# From JSON to time travel in a second

This notebook demonstrates the power of Apache Iceberg in just a few lines of code:

* Read JSON data, create an Iceberg table and commit the data to the table
* Query the table instantly with SQL
* Append more data and query again
* Travel back in time to the first commit

All of this happens in seconds, with full ACID transactions and automatic versioning with the help of a so-called catalog. To get started, we'll use a simple SQLite-based catalog for demo purposes.


In [None]:
import daft
import pyarrow as pa
from pathlib import Path
from pyiceberg.catalog.sql import SqlCatalog
from IPython.display import display

warehouse_path = Path('../data/warehouse_quick_demo').absolute()
warehouse_path.mkdir(parents=True, exist_ok=True)
catalog_db = warehouse_path / 'catalog.db'
catalog_db.unlink(missing_ok=True)  # Fresh start

catalog = SqlCatalog(
    'demo',
    **{'uri': f'sqlite:///{catalog_db}', 'warehouse': f'file://{warehouse_path}'}
)
catalog.create_namespace('demo')
print("✅ Catalog ready")

Now we import some data, create an Iceberg table and insert the data into the table, then query it with SQL.

In [None]:
# Read first 100K events from JSON
df_events = daft.read_json('../data/input/events.jsonl')
df_batch1 = df_events.limit(100000)

# Convert to Arrow, create Iceberg table and append the data
arrow_table = df_batch1.to_arrow()
iceberg_table = catalog.create_table('demo.events', schema=pa.schema(arrow_table.schema))
iceberg_table.append(arrow_table)

# Query with Daft
df = daft.read_iceberg(iceberg_table)
daft.sql("SELECT COUNT(*) as total FROM df").show()

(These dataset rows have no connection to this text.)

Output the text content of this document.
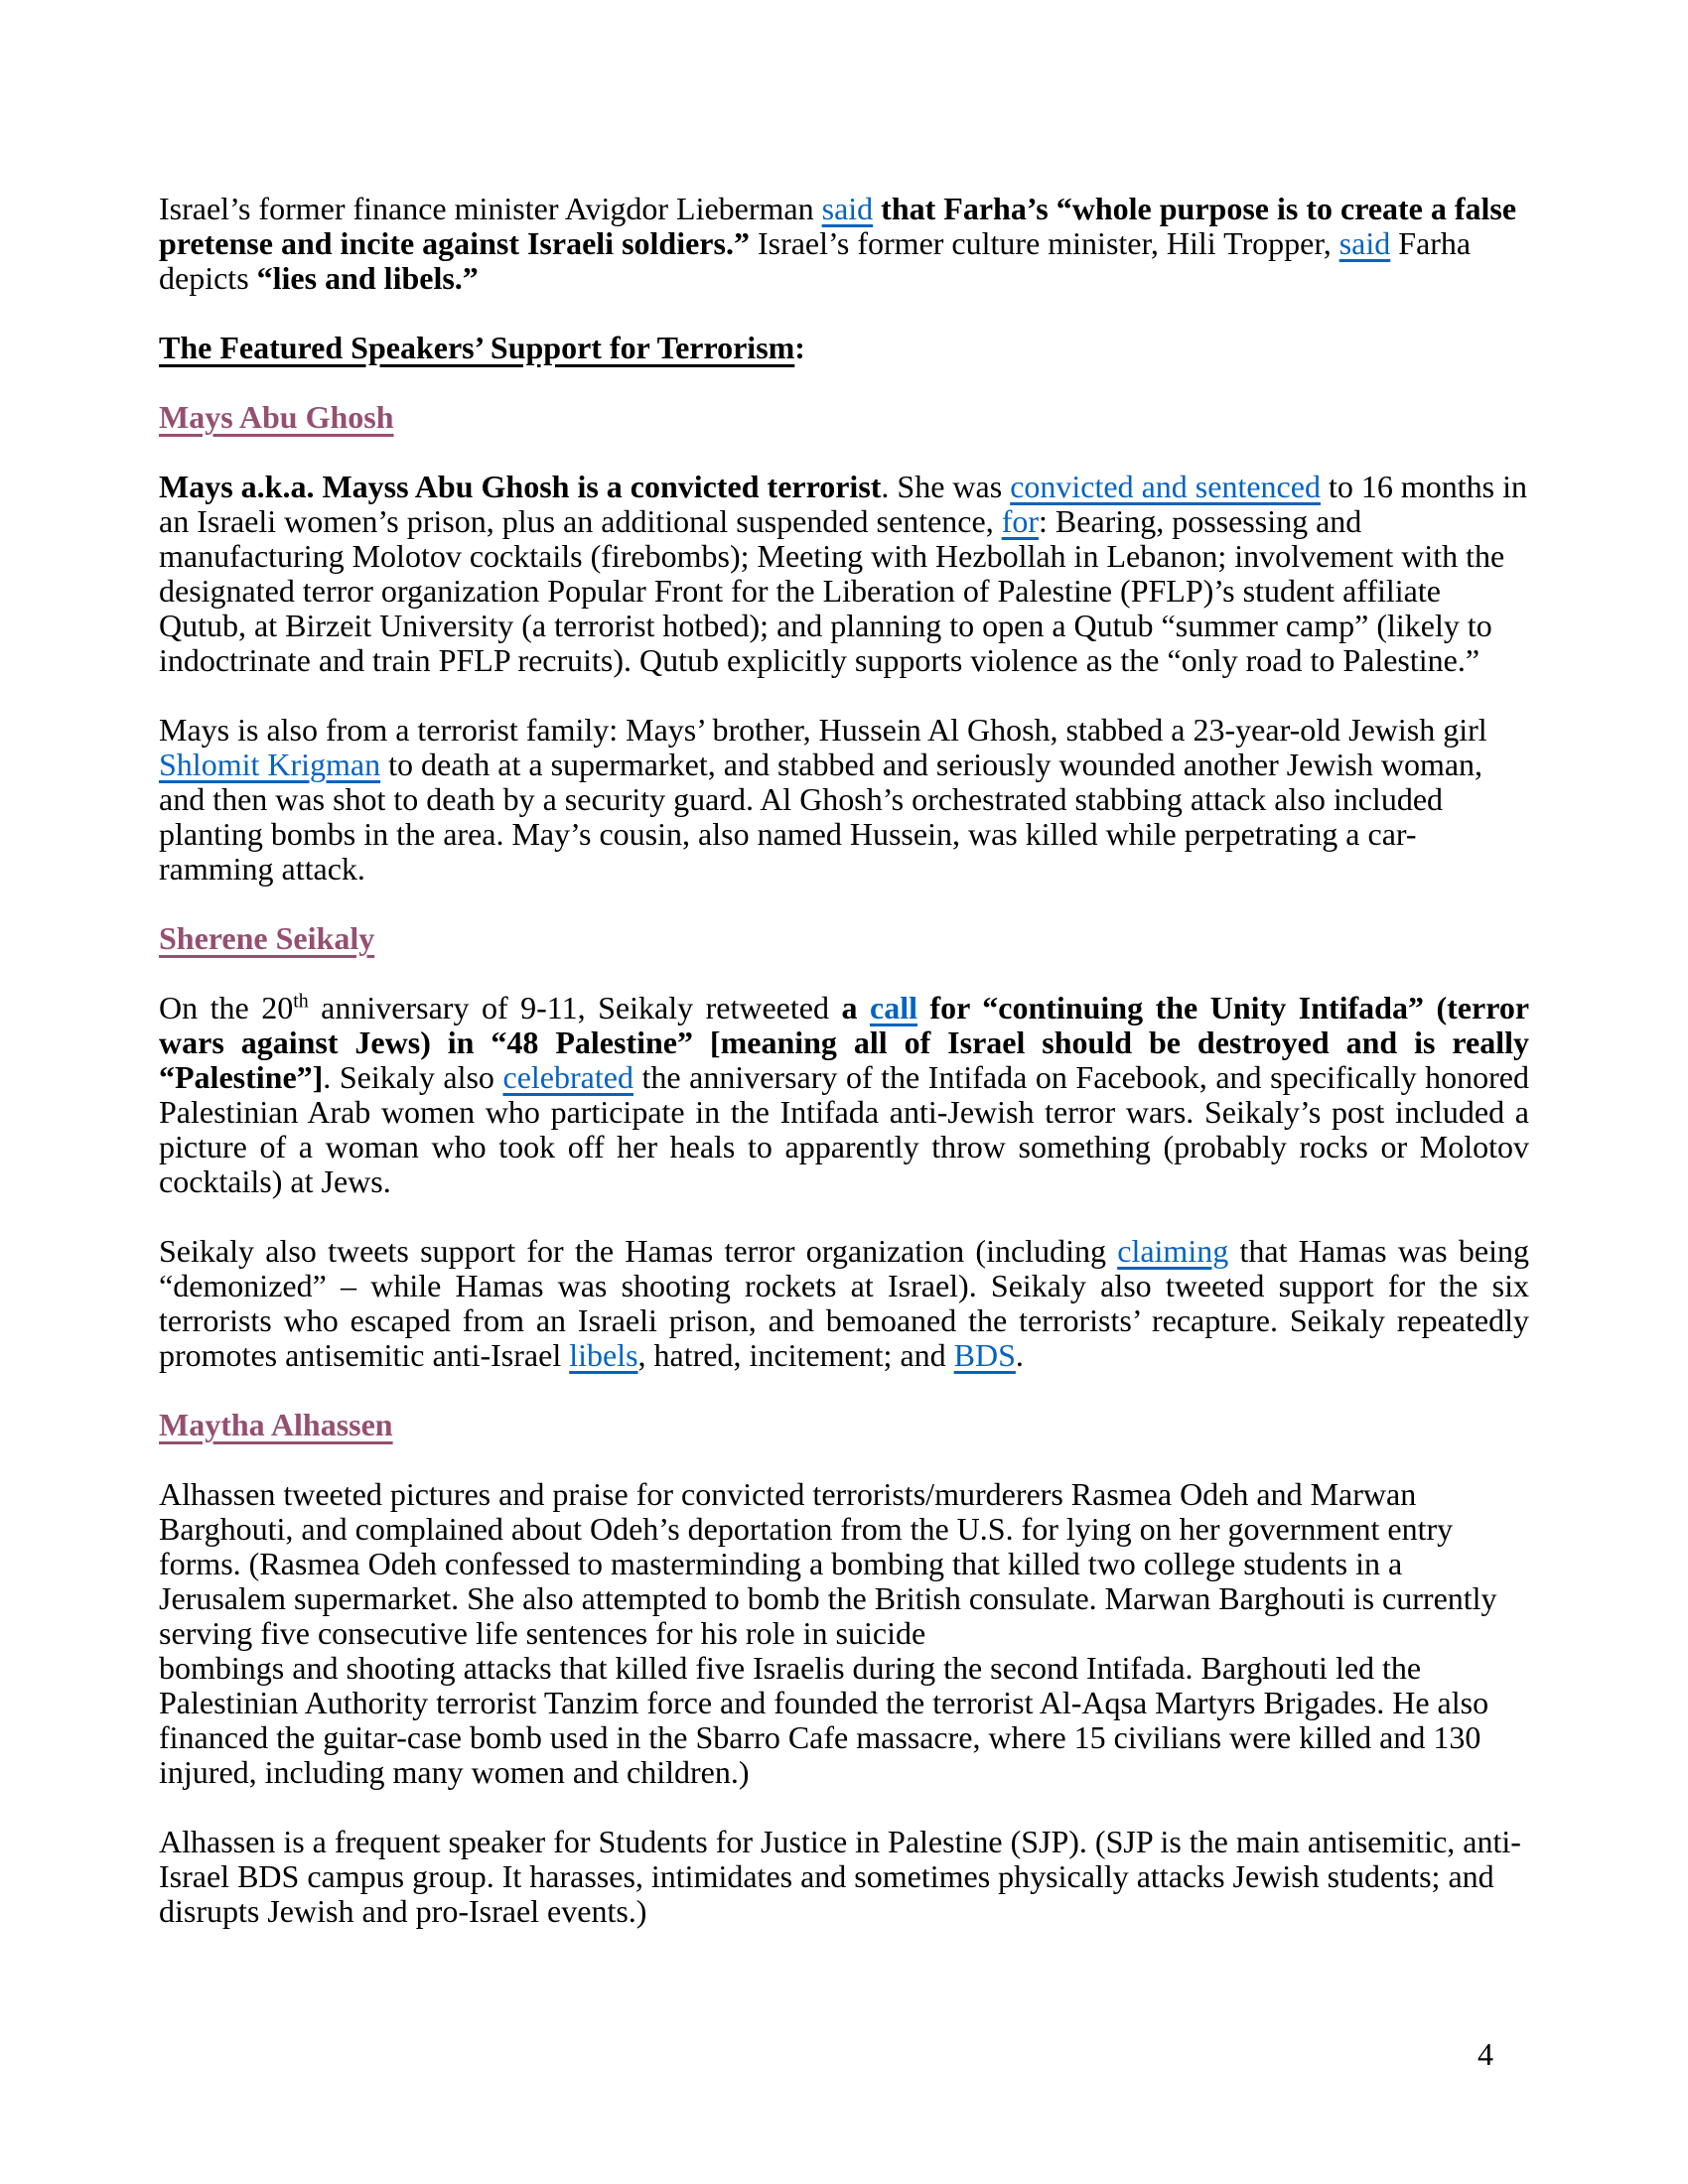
Israel’s former finance minister Avigdor Lieberman said that Farha’s “whole purpose is to create a false pretense and incite against Israeli soldiers.” Israel’s former culture minister, Hili Tropper, said Farha depicts “lies and libels.”

The Featured Speakers’ Support for Terrorism:

Mays Abu Ghosh

Mays a.k.a. Mayss Abu Ghosh is a convicted terrorist. She was convicted and sentenced to 16 months in an Israeli women’s prison, plus an additional suspended sentence, for: Bearing, possessing and manufacturing Molotov cocktails (firebombs); Meeting with Hezbollah in Lebanon; involvement with the designated terror organization Popular Front for the Liberation of Palestine (PFLP)’s student affiliate Qutub, at Birzeit University (a terrorist hotbed); and planning to open a Qutub “summer camp” (likely to indoctrinate and train PFLP recruits). Qutub explicitly supports violence as the “only road to Palestine.”

Mays is also from a terrorist family: Mays’ brother, Hussein Al Ghosh, stabbed a 23-year-old Jewish girl Shlomit Krigman to death at a supermarket, and stabbed and seriously wounded another Jewish woman, and then was shot to death by a security guard. Al Ghosh’s orchestrated stabbing attack also included planting bombs in the area. May’s cousin, also named Hussein, was killed while perpetrating a car-ramming attack.

Sherene Seikaly

On the 20th anniversary of 9-11, Seikaly retweeted a call for “continuing the Unity Intifada” (terror wars against Jews) in “48 Palestine” [meaning all of Israel should be destroyed and is really “Palestine”]. Seikaly also celebrated the anniversary of the Intifada on Facebook, and specifically honored Palestinian Arab women who participate in the Intifada anti-Jewish terror wars. Seikaly’s post included a picture of a woman who took off her heals to apparently throw something (probably rocks or Molotov cocktails) at Jews.

Seikaly also tweets support for the Hamas terror organization (including claiming that Hamas was being “demonized” – while Hamas was shooting rockets at Israel). Seikaly also tweeted support for the six terrorists who escaped from an Israeli prison, and bemoaned the terrorists’ recapture. Seikaly repeatedly promotes antisemitic anti-Israel libels, hatred, incitement; and BDS.

Maytha Alhassen

Alhassen tweeted pictures and praise for convicted terrorists/murderers Rasmea Odeh and Marwan Barghouti, and complained about Odeh’s deportation from the U.S. for lying on her government entry forms. (Rasmea Odeh confessed to masterminding a bombing that killed two college students in a Jerusalem supermarket. She also attempted to bomb the British consulate. Marwan Barghouti is currently serving five consecutive life sentences for his role in suicide
bombings and shooting attacks that killed five Israelis during the second Intifada. Barghouti led the Palestinian Authority terrorist Tanzim force and founded the terrorist Al-Aqsa Martyrs Brigades. He also financed the guitar-case bomb used in the Sbarro Cafe massacre, where 15 civilians were killed and 130 injured, including many women and children.)

Alhassen is a frequent speaker for Students for Justice in Palestine (SJP). (SJP is the main antisemitic, anti-Israel BDS campus group. It harasses, intimidates and sometimes physically attacks Jewish students; and disrupts Jewish and pro-Israel events.)

4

Let's add some more data and query the table again.

In [None]:
# Append next 100K events
df_batch2 = df_events.offset(100000).limit(100000)
arrow_table = df_batch2.to_arrow()
iceberg_table.append(arrow_table)

# Query again - now includes both batches
df = daft.read_iceberg(iceberg_table)
print("\nTotal events after append:")
daft.sql("SELECT COUNT(*) as total FROM df").show()

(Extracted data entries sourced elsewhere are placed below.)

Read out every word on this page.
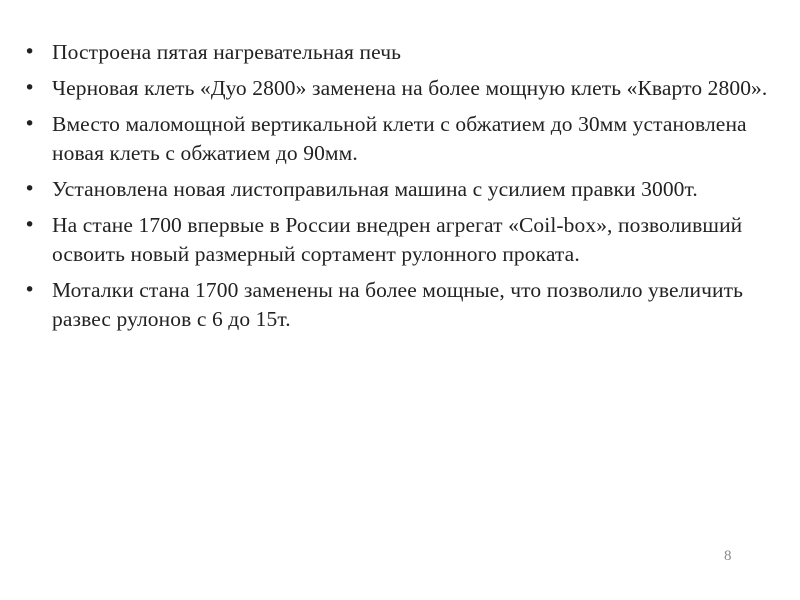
• Построена пятая нагревательная печь
• Черновая клеть «Дуо 2800» заменена на более мощную клеть «Кварто 2800».
• Вместо маломощной вертикальной клети с обжатием до 30мм установлена новая клеть с обжатием до 90мм.
• Установлена новая листоправильная машина с усилием правки 3000т.
• На стане 1700 впервые в России внедрен агрегат «Coil-box», позволивший освоить новый размерный сортамент рулонного проката.
• Моталки стана 1700 заменены на более мощные, что позволило увеличить развес рулонов с 6 до 15т.
8
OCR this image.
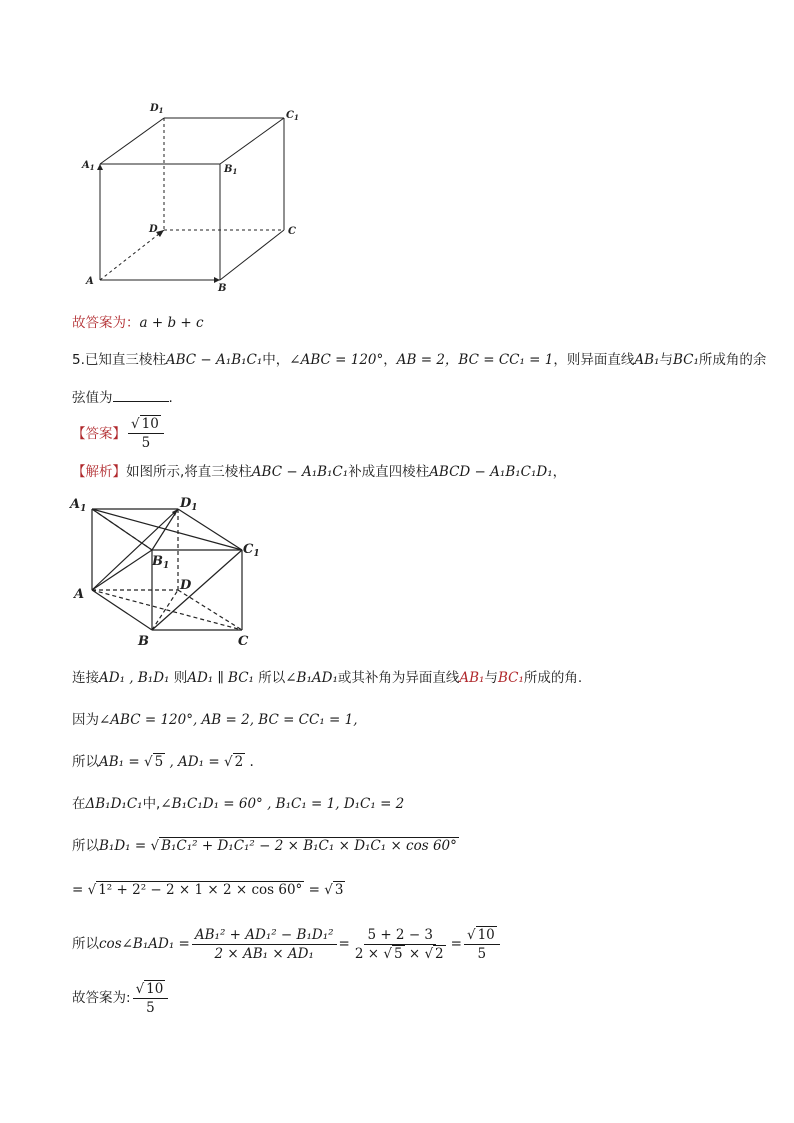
A
B
C
D
$A_1$	$B_1$
$C_1$
$D_1$
故答案为：a + b + c
5.已知直三棱柱ABC − A₁B₁C₁中，∠ABC = 120°，AB = 2，BC = CC₁ = 1，则异面直线AB₁与BC₁所成角的余
弦值为	.
【答案】 $\frac{√ 10}{5}$
【解析】如图所示,将直三棱柱ABC − A₁B₁C₁补成直四棱柱ABCD − A₁B₁C₁D₁，
A
B	C
D
$A_1$
$B_1$
$C_1$
$D_1$
连接AD₁ , B₁D₁ 则AD₁ ∥ BC₁ 所以∠B₁AD₁或其补角为异面直线AB₁与BC₁所成的角.
因为∠ABC = 120°, AB = 2, BC = CC₁ = 1,
所以AB₁ = √ 5 , AD₁ = √ 2 .
在ΔB₁D₁C₁中,∠B₁C₁D₁ = 60° , B₁C₁ = 1, D₁C₁ = 2
所以B₁D₁ = √ B₁C₁² + D₁C₁² − 2 × B₁C₁ × D₁C₁ × cos 60°
= √ 1² + 2² − 2 × 1 × 2 × cos 60° = √ 3
所以 cos∠B₁AD₁ = $\frac{\text{AB₁² + AD₁² − B₁D₁²}}{\text{2 × AB₁ × AD₁}} = \frac{5 + 2 - 3}{2 \times √ 5 \times √ 2} = \frac{√ 10}{5}$
故答案为: $\frac{√ 10}{5}$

Each commit to an Iceberg table creates a new version, and you can go back to older versions ("time travel").

In [None]:
# Time travel: go back to first snapshot
history = iceberg_table.history()
first_snapshot_id = history[0].snapshot_id

# Read data as it was in the first snapshot
df_past = daft.read_iceberg(iceberg_table, snapshot_id=first_snapshot_id)
daft.sql("SELECT COUNT(*) as total FROM df_past").show()

print("\nYou just:")
print("  • Created a versioned table from JSON")
print("  • Queried it with SQL")
print("  • Appended new data")
print("  • Traveled back in time")
print("\nAll with ACID transactions, no data rewrites, in seconds!")